O parlamentar eleito pelo voto distrital seria menos comprometido com interesses econômicos e empresariais, de setores? Em uma sociedade democrática capitalista, vão haver sempre interesses. Isso não vai deixar de existir, mas é preciso haver transparência. Nos Estados Unidos, os parlamentares eleitos por distritos onde há presença dos setores do aço ou do algodão atendem às demandas daquele lobby. Isso faz parte da vida democrática. O importante é que o parlamentar represente um distrito com suas peculiaridades. Da soma dos interesses de cada distrito sai a representação. Por isso sou contra o financiamento público de campanha. Financiamento público é dizer: vamos botar o caixa dois para funcionar. Achar que os políticos vão usar só dinheiro do estado para fazer campanha política é demagogia.
E o senhor acha que os parlamentares brasileiros estão prontos para tanta mudança? Há alguma chance, muito pequena, de o Congresso um dia aprovar o voto distrital misto. Mas isso só se houver uma grande mobilização popular pelo modelo, como houve pela aprovação da Lei da Ficha Limpa. Se depender do Congresso, qualquer debate é empurrado com a barriga.
O PT defende o voto em lista fechada, em que o partido organiza uma lista de candidatos e os eleitores votam na legenda. O governo mostrou força na primeira votação importante do governo Dilma, do salário mínimo. Qual a estratégia da oposição para evitar mais uma derrota? Pela minha experiência, a gente corre um risco muito grande de conversar, conversar, debater, debater e ficar tudo do jeito que está. A minha sensação é que a lista fechada terá muita dificuldade para ser aprovada, pois uma mudança desse tamanho tem de ter o apoio de uma maioria. Sem o PMDB, o PT não conseguirá aprovar a lista fechada. Na minha opinião, esse modelo tira do eleitor o direito de escolher o seu representante.

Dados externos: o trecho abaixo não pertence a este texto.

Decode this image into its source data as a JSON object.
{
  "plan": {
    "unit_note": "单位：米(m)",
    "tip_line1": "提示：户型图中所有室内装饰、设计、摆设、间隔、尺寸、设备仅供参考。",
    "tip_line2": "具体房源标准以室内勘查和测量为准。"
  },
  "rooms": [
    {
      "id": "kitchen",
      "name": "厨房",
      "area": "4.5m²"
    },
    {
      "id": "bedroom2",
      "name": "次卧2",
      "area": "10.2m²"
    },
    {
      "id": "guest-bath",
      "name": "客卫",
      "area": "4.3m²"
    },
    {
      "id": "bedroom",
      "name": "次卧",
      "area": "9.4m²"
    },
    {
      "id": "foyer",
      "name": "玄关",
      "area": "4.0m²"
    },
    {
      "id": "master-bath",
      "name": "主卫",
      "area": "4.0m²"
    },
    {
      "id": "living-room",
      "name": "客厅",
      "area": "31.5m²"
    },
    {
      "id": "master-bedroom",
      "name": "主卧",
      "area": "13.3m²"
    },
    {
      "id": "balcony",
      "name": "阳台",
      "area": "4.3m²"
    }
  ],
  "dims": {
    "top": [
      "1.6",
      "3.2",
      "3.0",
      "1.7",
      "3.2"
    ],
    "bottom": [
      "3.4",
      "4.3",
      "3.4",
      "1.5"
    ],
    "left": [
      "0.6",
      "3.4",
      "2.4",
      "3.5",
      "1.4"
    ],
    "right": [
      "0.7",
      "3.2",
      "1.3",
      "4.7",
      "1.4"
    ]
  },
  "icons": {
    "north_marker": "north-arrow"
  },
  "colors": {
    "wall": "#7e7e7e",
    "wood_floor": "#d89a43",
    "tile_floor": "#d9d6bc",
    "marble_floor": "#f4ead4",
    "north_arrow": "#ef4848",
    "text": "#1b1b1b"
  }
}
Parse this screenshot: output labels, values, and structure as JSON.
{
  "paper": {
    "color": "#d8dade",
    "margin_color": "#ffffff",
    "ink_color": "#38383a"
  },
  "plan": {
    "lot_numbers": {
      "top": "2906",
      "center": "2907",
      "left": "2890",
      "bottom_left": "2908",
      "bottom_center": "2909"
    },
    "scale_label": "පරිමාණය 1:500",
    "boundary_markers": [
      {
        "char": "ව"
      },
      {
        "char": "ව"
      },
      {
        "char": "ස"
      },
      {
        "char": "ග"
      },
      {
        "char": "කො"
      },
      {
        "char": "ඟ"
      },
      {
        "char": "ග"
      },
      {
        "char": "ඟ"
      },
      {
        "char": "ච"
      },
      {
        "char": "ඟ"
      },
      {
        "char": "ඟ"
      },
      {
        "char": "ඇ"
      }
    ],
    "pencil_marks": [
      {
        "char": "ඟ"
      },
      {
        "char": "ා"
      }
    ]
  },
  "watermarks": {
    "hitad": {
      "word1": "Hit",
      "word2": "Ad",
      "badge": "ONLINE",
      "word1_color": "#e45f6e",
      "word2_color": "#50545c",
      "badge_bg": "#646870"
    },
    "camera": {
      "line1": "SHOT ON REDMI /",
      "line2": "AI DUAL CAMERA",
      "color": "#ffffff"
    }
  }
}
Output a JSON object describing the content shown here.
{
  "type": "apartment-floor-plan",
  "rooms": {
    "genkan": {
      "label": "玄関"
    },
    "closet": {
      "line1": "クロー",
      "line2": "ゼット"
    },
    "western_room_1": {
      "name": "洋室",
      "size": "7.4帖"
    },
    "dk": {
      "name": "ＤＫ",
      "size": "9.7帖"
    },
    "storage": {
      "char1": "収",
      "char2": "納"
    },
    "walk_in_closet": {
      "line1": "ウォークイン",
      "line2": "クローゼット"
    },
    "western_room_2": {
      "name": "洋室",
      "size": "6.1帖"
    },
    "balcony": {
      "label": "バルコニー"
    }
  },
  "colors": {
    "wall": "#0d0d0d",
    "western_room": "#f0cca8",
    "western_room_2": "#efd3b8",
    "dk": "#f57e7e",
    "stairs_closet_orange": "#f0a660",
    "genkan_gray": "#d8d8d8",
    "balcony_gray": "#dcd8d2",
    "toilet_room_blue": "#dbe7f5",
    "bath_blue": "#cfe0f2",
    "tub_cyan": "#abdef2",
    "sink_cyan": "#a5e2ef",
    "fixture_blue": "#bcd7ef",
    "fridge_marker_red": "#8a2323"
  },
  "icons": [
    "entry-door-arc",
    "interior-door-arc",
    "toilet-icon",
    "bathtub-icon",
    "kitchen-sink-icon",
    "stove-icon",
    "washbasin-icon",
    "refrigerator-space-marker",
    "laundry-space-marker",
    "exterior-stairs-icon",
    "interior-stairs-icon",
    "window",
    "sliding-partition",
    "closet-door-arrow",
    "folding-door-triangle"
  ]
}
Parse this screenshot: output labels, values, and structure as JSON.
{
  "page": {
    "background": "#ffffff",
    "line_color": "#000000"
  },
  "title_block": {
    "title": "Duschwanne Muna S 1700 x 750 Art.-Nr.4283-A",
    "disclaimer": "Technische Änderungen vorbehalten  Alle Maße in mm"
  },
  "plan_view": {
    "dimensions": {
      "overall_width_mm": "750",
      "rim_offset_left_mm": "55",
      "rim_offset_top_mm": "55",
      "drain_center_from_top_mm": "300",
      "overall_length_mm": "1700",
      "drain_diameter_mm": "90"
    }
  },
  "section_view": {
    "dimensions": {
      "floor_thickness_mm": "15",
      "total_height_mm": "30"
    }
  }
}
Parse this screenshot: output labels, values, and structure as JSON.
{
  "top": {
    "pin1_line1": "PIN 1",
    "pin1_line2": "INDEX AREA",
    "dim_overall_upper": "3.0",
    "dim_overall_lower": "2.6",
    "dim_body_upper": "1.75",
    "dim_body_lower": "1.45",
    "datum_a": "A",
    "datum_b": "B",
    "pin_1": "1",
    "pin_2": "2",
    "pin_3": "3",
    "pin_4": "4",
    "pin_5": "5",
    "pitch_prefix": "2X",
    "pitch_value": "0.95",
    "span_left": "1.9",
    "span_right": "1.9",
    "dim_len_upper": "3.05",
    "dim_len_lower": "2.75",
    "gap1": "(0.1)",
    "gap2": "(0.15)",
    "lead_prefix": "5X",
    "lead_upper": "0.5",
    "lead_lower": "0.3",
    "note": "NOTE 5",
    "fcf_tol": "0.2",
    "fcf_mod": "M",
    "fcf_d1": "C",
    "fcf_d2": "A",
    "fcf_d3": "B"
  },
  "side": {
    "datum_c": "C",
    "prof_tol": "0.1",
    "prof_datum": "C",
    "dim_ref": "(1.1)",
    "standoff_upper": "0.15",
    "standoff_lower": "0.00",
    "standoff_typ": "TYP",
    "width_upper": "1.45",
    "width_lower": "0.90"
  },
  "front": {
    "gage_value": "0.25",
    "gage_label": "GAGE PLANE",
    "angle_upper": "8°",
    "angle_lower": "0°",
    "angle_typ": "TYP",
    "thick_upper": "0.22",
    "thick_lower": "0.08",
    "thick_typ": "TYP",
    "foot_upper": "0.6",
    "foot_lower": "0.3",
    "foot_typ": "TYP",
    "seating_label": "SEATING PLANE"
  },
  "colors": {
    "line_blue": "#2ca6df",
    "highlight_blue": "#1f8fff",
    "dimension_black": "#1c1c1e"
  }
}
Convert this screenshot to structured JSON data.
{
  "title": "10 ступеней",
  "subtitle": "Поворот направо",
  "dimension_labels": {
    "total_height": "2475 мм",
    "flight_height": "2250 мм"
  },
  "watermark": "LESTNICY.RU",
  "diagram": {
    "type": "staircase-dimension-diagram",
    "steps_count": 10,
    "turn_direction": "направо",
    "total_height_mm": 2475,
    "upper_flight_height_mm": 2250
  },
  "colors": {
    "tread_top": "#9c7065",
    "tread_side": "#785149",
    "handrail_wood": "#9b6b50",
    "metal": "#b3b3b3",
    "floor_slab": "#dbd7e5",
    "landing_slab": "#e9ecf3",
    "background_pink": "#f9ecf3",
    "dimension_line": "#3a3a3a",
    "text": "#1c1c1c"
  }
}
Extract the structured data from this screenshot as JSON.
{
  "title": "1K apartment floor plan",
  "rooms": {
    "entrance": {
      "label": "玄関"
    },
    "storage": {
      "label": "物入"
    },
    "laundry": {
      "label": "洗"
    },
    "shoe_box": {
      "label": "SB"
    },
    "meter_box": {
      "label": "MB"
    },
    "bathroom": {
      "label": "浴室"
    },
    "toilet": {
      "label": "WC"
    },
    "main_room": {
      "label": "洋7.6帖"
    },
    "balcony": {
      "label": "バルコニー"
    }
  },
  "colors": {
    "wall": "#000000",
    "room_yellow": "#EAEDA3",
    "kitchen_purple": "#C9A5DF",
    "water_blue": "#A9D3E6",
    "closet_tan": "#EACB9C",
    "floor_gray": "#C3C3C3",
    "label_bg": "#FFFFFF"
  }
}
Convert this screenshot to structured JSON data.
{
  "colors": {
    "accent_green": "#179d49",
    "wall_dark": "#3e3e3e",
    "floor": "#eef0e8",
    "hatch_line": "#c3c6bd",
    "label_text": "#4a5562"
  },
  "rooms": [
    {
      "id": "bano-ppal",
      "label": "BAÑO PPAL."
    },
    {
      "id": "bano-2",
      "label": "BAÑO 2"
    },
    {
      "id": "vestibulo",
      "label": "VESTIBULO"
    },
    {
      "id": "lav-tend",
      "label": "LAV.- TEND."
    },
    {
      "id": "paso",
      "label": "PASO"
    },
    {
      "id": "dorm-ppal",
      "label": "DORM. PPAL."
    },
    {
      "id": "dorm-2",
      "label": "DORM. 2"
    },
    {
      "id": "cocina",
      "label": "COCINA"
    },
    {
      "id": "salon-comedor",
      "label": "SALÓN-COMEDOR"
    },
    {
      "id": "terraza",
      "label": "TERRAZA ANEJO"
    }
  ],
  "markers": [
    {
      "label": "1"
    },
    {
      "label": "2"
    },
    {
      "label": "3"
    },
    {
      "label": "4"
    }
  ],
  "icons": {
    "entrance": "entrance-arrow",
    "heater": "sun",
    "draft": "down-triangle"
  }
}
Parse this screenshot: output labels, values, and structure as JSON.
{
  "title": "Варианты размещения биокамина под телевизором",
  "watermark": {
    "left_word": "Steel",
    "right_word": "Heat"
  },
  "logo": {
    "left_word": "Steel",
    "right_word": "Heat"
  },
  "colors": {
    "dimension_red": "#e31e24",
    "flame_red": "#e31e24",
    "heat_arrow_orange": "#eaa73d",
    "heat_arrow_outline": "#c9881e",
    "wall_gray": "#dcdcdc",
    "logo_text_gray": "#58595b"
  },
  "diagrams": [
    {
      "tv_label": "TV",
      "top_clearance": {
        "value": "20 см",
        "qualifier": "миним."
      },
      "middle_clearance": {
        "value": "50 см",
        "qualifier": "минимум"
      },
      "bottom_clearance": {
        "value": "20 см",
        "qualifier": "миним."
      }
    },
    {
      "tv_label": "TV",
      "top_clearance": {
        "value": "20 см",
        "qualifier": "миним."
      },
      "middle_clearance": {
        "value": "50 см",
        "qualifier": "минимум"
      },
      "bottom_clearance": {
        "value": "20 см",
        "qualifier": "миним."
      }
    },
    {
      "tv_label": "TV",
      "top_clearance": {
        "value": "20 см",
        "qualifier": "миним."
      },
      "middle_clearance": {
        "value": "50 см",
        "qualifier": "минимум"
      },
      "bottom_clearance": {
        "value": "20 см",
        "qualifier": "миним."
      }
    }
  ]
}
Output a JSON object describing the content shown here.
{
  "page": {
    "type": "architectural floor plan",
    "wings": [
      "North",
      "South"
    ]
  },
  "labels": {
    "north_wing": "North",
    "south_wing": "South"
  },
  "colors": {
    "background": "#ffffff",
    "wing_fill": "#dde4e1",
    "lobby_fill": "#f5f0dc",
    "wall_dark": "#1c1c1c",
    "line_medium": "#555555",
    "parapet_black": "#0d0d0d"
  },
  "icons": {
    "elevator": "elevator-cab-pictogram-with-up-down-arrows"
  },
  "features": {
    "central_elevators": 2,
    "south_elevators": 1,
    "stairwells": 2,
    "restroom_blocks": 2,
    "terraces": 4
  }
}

Você vota na legenda e o partido define a ordem de preferência dos candidatos. A relação entre representante e representado fica mais distante ainda. O deputado não vai precisar pajear o eleitor, mas a direção do partido, para estar numa boa posição na lista.
E o PSDB está unido na defesa do voto distrital? Sim. O voto distrital está no programa partidário do PSDB. A maioria da bancada defende o distrital misto. Eu sou uma voz isolada a favor do distrital puro, mas topo o misto. Nele, metade do parlamento é eleito por distrito e outra metade, em lista, escolhido pelo partido.
O senhor falou sobre a necessidade de pressão popular para que o modelo seja votado e aprovada no Congresso. O PSDB vai fazer campanha pelo voto distrital? O PSDB está engajado nisso, o ex-presidente Fernando Henrique Cardoso está criando uma plataforma na internet para debater grandes temas e um dos temas será o voto distrital. Tem muita gente trabalhando nisso. Na semana passada o pessoal do PSDB de Santos me convidou para uma palestra sobre assunto. É um movimento que vai crescer.
O PMDB tem defendido a criação do distritão. O modelo acaba com o quociente eleitoral e elege os mais votados em cada estado. Qual a opinião do senhor sobre esse modelo? É uma aberração. Eu acho vexatório que alguém proponha uma coisa deste tipo, sem nenhuma base teórica. O distritão nada mais é do que enfraquecer ainda mais os partidos, colocar todo o peso do mandato para o deputado, sem nenhum controle público. É uma forma de enganar os eleitores. É mais uma prova da falta de foco na política brasileira. O foco de qualquer mudança no critérios das eleições é melhorar a relação entre representante e representado. O distritão faz o contrário.